Я придерживал ногой под лавкой ведро – чтоб не звякало.
– Как мы жили… – зачарованно тянула бабулька. – Для раненых товарищей играли Мольера – «Мнимый больной», – на сцене стояла кровать. Больным была я. Лежала прямо на матрасе. А матрас оказался из сыпнотифозного отделения – я четыре месяца провела без сознания. Пришла в себя, когда кто-то сказал: «Ну что, в морг?» С палочкой, в платочке умершей соседки пришла в госпиталь – комиссар увидел меня и заплакал: «Вера, ведь ты умерла!» Я после этого работала в детдоме под Харьковом. С беспризорниками. И там рядом был графский дворец, и старик садовник при нем остался. Совсем старый такой… Поляк. Он все мне одно и то же толковал: «Золото все равно вернется. Вернется». Но ведь не вернулось! – исступленно крикнула бабулька. – Но ведь не вернулось… Мы были голодны, бедны, но мы были счастливы – это правда! Я в ужасе от того, что сделал Сталин, – он убил моего мужа, но мы все равно победим. Мы пробьемся! Мы выстоим и победим!
Разминувшись с мусоровозом, мы въехали в ворота интерната, украшенные румяным лицом сталевара и бронзовой фигурой пловчихи.
– Я теперь… Когда просыпаюсь по ночам – сколько всего доброго я вспоминаю, сколько добрых, чистейших, честнейших людей было вокруг. Я была знакома с женой Бела Куна, когда работала машинисткой в Институте марксизма-ленинизма. А какой чудесный человек кассирша Ирина Петровна – всего лишь за сорок копеек я могла пройти на бельэтаж, на ступеньках посмотреть спектакль… Я на пенсии посмотрела всю театральную Москву… Сколько я прочла, сколько… – Она еще не знала, что мы приехали. – И сколько добрых, хороших людей вокруг. Сколько надо людям сделать добра. И я буду помогать всем, кто вокруг… Их так много. Были б силы, были б только силы, – лопотала бабулька, а машина уже остановилась. – И самое славное. Самое главное, вы запомните!..
– Приехали, – объявил с улицы зёма и опустил борт.
Вокруг обсушенной солнцем лавочки, под свежим лозунгом «Больше социализма», стоял десяток инвалидных колясок с раскоряченными инвалидами, как стая грифов над падалью; они вовсю косились, кто во что горазд, в нашу сторону.
– Не туда! – крикнула одна инвалидка, наметанным глазом определив, что мы целимся в первый подъезд. Мы потащили присмиревшую бабульку во второй – генерал шел слева от носилок, неуверенно улыбаясь.
– Здравствуйте, – сказала бабулька инвалидам.
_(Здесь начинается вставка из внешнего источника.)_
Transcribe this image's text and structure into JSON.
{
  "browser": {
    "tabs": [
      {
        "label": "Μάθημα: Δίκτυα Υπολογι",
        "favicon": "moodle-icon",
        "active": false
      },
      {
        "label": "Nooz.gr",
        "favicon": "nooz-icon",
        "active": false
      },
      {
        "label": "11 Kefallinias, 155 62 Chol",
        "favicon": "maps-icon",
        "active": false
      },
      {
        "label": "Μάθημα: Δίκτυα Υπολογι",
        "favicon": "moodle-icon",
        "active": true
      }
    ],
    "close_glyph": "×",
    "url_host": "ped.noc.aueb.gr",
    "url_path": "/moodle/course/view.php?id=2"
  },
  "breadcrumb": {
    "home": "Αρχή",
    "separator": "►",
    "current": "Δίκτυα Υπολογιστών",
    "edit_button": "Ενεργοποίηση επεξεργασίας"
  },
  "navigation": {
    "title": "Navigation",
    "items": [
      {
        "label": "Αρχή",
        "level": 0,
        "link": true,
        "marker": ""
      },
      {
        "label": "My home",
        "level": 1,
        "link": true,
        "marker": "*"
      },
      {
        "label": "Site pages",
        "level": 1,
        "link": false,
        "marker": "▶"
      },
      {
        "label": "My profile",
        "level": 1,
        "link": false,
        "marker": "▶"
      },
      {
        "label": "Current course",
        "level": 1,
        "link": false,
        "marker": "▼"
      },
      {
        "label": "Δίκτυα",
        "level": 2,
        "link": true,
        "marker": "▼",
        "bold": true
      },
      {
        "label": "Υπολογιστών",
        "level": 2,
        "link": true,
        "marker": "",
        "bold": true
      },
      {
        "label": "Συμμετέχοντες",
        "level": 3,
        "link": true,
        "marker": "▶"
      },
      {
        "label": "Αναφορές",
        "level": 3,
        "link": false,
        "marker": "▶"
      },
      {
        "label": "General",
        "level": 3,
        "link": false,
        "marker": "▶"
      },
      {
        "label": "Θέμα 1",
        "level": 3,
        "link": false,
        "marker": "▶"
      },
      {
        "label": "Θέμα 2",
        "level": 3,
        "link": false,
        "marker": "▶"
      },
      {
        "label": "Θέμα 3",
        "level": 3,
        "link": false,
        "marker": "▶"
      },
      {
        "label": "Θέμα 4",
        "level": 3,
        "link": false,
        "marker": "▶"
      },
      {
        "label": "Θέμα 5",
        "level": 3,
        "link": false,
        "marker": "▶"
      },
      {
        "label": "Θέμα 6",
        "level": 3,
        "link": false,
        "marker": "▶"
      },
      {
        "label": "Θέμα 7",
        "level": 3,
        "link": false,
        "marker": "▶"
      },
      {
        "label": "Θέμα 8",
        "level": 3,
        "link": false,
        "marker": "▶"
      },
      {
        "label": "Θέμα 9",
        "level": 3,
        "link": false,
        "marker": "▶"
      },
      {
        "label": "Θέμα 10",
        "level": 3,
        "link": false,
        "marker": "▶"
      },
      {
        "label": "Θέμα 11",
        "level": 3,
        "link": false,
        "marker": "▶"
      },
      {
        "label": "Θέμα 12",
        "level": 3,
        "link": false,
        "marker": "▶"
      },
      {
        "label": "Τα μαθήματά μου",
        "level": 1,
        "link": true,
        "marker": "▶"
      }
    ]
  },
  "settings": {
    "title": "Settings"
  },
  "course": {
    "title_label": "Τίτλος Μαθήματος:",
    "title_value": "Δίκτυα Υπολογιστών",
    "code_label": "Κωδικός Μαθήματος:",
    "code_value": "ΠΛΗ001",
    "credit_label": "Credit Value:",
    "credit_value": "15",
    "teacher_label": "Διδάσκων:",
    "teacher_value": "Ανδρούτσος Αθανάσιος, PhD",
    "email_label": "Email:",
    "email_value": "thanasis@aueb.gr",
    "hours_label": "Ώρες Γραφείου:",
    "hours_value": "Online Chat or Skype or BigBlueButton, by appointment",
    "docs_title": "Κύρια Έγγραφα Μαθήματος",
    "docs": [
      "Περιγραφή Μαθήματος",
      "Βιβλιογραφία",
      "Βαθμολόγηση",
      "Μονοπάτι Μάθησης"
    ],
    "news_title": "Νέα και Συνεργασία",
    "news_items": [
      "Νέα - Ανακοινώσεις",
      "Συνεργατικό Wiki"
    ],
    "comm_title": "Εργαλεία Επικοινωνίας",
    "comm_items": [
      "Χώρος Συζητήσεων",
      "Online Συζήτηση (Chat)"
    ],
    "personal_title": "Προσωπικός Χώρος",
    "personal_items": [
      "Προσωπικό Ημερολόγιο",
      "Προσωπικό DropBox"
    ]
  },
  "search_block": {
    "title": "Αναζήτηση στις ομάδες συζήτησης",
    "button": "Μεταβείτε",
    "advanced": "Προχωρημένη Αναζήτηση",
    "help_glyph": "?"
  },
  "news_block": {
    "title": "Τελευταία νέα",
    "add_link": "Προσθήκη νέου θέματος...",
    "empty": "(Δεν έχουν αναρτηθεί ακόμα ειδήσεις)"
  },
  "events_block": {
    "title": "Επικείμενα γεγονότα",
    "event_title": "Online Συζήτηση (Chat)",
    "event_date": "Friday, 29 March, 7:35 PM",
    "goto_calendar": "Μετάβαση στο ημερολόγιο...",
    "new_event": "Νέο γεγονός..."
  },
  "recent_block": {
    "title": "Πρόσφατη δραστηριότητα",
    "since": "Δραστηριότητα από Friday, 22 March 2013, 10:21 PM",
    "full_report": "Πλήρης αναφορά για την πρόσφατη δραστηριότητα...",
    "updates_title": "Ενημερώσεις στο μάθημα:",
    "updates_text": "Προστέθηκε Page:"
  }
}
Кто-то кивнул в ответ головой с безумно вытаращенными глазами. Зёма глядел по сторонам с не меньшим идиотизмом. Мы втащили носилки в бесцветный коридор. У меня ныли руки, но я неотрывно смотрел на седые, чуть рассыпавшиеся по сторонам, как у куклы, кудряшки и голубые горькие глаза. Стены были салатовые, двери туда-сюда.
– Двадцать третья палата, – шептал генерал, сверяя курс с бумажкой, вытащенной из кармана.
Из оставшегося позади кабинета кто-то вежливо вещал:
– Мест сейчас нет совсем! Ну как что делать: потерпите. И зимой – пожалуйста, мест навалом будет. Да у нас за год треть состава обновляется.
– Вот! – указала врачиха Ниночка искомую дверь. – Заносите!
В крохотной палате стояли впритык три кровати и тумбочка с иконостасом фотографий плюс электрический обогреватель на полу. Как только мы вперлись, даже плюнуть стало негде. Я вертел головой: свободной кровати не вырисовывалось. В палате был полный комплект – одна бабулька с присвистом слушала, что в подушке творится, повернувшись к нам равнодушным задом значительных размеров, вторая, деревенского вида из-за коричневого платка, с горбатым носом, что-то жевала тут же, скомкав в мозолистой ладони газету, третья в цветастом халате растерянно озиралась с ожидающей улыбкой.
Мы стояли, как истуканы, ожидая, когда генерал наскребет в себе сил закрыть изумленно распахнутый рот.
– Обед, что ль, Марь Ванна? – предположила бабуля с растерянным лицом.
– Рано ишо. Обед. Охфицеры каки-то. В шинелях, – цыкнула зубом Марь Ванна, заметно борясь с отрыжкой, и указала крючковатым пальцем на растерянную. – Слепая она, ни черта, стало быть, не видит, прости меня, господи, грешницу, – и досказала: – А слышит хорошо. Враг ее знает почему.
– Ну как же так, как же так? – затараторил генерал. – Ниночка, где главврач? Сейчас, мамочка. – И скрылся за дверями.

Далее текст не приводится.